Information collected from the Internet
… with small interventions of mine (in brackets)… where I couldn’t resist.
— Early pens did not have an effective means to allow in the right amount of air to take the place of the departing ink, so the ink flow was consequently not well controlled.
— In the 1870s, L.E. Waterman developed his three-channel feed. During writing, due to alteration of writing pressure, the nib touched and moved away from the feed. This allowed small amounts of air escalating up the feed into the sac. (very interesting design)
— Later, cavities were added below the nib, which were able to absorb excess ink, thus preventing blots.
— Later, for the same purpose pens of the 1940s and onward used internal cavities as a collector.
— The feed is probably the most important single part of the pen. Without an effective feed, even the finest pen made from the best materials will drip and leak constantly or else not give up any ink at all.

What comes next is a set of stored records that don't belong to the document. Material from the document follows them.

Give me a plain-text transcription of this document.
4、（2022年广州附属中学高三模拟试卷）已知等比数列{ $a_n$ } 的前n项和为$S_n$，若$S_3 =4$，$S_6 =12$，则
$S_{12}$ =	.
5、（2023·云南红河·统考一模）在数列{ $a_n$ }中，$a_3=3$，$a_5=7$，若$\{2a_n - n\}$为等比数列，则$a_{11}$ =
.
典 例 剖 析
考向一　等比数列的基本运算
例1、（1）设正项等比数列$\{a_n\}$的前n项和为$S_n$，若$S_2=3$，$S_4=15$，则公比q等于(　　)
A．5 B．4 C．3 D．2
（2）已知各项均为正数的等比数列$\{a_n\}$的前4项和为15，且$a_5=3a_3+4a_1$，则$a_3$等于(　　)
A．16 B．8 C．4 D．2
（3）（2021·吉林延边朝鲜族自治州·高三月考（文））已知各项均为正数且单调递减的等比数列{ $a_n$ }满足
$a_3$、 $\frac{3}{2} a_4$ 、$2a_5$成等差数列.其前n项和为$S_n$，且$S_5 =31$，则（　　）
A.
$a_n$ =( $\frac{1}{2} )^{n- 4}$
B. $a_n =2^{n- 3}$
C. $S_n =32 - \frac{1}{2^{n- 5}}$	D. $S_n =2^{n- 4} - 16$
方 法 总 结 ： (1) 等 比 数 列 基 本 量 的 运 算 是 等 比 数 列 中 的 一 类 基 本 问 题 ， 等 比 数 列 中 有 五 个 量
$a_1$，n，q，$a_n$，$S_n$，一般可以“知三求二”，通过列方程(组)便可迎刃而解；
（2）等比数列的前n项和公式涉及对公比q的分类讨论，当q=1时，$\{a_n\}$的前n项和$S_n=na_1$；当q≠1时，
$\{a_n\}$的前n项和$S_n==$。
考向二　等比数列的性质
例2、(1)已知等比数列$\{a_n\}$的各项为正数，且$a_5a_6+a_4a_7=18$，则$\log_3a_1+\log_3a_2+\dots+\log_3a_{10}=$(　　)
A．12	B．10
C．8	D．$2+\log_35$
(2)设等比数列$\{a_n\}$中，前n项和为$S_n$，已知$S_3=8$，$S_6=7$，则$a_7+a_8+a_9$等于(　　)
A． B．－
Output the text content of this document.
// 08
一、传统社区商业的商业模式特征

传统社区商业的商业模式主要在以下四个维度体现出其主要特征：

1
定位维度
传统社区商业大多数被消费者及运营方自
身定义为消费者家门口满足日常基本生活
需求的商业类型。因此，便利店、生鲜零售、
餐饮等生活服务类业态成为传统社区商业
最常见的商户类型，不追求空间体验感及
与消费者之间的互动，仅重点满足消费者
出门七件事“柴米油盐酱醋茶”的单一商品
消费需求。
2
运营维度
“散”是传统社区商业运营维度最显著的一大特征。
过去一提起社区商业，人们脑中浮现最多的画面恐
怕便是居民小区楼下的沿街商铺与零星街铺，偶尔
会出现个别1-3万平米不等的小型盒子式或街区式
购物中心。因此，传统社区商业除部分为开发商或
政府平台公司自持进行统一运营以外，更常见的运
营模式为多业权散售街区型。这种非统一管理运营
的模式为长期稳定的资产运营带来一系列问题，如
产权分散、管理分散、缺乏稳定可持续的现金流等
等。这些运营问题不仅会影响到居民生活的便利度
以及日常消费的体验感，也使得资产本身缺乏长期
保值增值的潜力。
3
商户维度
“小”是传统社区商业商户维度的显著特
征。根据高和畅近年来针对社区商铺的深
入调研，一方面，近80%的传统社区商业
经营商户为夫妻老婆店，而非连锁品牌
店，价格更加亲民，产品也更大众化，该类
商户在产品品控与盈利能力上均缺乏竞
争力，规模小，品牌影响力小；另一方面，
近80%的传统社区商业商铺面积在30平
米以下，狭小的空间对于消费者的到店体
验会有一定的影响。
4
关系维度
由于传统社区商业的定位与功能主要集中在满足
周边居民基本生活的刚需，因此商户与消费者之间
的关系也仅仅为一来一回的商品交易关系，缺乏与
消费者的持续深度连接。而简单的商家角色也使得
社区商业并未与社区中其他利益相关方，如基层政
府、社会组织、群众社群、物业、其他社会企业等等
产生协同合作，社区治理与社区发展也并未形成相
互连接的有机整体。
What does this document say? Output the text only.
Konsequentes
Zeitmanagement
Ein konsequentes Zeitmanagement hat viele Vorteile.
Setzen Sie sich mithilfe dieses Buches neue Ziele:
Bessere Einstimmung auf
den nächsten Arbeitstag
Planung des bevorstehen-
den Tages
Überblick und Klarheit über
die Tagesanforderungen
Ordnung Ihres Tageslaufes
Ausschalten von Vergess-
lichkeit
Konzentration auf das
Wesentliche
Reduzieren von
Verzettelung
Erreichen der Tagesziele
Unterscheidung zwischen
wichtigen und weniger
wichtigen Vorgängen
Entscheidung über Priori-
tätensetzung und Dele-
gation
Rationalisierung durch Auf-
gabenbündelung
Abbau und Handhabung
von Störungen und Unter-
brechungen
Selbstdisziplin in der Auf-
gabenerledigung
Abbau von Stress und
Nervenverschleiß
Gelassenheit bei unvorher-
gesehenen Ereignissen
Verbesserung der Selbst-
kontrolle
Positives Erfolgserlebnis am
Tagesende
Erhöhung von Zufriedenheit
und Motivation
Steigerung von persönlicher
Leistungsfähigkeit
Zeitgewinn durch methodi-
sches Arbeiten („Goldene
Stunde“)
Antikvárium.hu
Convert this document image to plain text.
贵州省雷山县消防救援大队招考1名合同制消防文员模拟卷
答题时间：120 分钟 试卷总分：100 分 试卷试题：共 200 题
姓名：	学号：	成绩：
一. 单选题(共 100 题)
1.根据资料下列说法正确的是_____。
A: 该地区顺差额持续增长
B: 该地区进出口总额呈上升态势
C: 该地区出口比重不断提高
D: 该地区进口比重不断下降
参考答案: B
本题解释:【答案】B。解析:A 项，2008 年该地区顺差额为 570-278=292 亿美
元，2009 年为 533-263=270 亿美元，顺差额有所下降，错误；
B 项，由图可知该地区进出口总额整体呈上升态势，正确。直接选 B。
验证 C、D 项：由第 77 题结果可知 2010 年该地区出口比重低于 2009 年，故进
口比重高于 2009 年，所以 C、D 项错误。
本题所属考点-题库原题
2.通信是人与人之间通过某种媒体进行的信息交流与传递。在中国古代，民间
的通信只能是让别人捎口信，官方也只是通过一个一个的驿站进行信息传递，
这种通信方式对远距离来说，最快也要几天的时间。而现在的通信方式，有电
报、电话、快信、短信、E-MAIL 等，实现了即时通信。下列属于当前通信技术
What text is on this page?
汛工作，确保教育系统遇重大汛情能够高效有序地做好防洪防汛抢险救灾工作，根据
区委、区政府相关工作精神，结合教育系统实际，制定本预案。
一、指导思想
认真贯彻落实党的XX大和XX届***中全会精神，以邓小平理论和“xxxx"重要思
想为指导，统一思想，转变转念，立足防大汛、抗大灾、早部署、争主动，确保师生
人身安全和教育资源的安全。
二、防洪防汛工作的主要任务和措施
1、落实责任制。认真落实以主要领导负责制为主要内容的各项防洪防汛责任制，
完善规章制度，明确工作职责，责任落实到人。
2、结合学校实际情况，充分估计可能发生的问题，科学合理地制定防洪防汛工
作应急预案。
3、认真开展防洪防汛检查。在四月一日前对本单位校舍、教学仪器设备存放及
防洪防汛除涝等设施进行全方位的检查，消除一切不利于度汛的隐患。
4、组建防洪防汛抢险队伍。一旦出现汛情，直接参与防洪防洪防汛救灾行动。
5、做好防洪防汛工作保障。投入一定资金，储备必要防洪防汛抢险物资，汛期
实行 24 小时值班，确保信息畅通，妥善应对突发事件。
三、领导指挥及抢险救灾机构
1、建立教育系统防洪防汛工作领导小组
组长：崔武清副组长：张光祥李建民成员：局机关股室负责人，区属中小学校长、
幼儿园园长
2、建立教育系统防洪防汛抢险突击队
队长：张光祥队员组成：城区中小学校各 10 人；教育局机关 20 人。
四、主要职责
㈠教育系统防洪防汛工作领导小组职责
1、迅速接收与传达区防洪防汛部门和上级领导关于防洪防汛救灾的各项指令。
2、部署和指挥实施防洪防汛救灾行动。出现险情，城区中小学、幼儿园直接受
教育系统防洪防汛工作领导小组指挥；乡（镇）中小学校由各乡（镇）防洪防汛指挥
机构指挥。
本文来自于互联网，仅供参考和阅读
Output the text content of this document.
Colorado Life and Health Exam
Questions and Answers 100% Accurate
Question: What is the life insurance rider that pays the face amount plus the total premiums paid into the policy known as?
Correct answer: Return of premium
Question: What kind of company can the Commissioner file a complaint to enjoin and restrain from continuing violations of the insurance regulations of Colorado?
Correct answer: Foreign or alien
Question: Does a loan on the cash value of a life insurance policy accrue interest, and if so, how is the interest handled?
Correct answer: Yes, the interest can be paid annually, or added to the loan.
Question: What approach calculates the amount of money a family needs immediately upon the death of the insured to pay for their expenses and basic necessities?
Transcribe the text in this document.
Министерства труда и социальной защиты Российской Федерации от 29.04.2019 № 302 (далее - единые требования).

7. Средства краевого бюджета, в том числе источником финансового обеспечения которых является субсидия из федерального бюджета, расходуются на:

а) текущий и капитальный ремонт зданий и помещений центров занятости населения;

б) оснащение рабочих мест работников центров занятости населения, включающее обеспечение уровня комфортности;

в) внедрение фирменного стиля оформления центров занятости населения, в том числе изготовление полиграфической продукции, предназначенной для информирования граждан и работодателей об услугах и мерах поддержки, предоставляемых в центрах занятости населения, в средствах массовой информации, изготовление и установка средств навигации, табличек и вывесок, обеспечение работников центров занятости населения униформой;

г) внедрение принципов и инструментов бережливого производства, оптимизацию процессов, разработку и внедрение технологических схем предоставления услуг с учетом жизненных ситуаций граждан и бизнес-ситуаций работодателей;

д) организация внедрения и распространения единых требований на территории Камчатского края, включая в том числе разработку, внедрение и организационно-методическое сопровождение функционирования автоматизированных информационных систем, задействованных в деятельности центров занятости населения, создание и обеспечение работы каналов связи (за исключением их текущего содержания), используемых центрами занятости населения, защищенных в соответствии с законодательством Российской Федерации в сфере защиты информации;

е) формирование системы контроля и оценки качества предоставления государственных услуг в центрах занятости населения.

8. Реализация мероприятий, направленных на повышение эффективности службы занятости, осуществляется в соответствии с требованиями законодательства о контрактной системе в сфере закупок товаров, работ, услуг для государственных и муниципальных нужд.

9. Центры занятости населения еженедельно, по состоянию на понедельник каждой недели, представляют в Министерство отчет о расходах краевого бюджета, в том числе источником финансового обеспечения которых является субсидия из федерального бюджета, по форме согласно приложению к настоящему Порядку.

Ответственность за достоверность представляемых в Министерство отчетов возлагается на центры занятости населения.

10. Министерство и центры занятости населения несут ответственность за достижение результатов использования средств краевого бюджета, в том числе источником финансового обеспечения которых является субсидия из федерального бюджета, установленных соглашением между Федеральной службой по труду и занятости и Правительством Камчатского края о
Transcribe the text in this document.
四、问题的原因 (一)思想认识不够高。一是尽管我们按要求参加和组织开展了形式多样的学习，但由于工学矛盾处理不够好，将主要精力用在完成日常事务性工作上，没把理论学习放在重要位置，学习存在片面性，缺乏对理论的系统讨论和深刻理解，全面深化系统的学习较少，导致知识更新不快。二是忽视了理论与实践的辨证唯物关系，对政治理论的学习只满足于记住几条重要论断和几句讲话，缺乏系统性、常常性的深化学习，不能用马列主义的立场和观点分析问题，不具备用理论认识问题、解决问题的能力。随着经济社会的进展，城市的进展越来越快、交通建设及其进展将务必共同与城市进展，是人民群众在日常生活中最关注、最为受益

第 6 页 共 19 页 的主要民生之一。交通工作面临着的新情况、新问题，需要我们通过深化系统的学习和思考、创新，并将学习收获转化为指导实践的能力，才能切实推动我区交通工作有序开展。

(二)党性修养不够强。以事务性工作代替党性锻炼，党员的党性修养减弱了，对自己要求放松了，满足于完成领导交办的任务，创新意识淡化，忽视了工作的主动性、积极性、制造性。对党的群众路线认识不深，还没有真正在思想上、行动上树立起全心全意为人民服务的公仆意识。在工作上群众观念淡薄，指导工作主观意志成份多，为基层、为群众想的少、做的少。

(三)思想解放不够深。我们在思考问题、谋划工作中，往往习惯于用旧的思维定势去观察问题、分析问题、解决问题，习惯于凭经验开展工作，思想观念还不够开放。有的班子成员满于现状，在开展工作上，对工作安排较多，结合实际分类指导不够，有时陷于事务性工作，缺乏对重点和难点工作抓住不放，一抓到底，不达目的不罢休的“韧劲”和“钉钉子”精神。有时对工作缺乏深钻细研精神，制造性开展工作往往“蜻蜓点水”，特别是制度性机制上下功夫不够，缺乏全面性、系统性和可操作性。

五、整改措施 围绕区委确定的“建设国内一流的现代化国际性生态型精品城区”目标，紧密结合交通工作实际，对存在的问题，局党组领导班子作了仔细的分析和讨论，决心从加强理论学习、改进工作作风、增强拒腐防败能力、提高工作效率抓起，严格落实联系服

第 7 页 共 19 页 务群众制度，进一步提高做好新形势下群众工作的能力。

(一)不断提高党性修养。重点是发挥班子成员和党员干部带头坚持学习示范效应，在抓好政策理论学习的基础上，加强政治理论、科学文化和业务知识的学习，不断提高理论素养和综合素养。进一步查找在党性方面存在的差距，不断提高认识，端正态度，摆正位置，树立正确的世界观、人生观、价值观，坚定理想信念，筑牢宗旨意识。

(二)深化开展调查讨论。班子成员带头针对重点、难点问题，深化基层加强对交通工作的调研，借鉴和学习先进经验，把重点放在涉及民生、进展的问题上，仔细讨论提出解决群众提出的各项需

— The ink is fed to the nib through a feed via a combination of gravity and capillary action.
— Tests of ink flow within the feed (don’t ask me how they did them) have shown that the fluid pressure varies in a “zigzag” fashion over time as you write, indicating that you are actually “pumping?” ink from inside the pen as you write.
— Careful design and execution of the feed channels (including variation in their depth) are required to reinforce this pumping behaviour as well as to deal with excess ink flow that may happen during long writing sessions.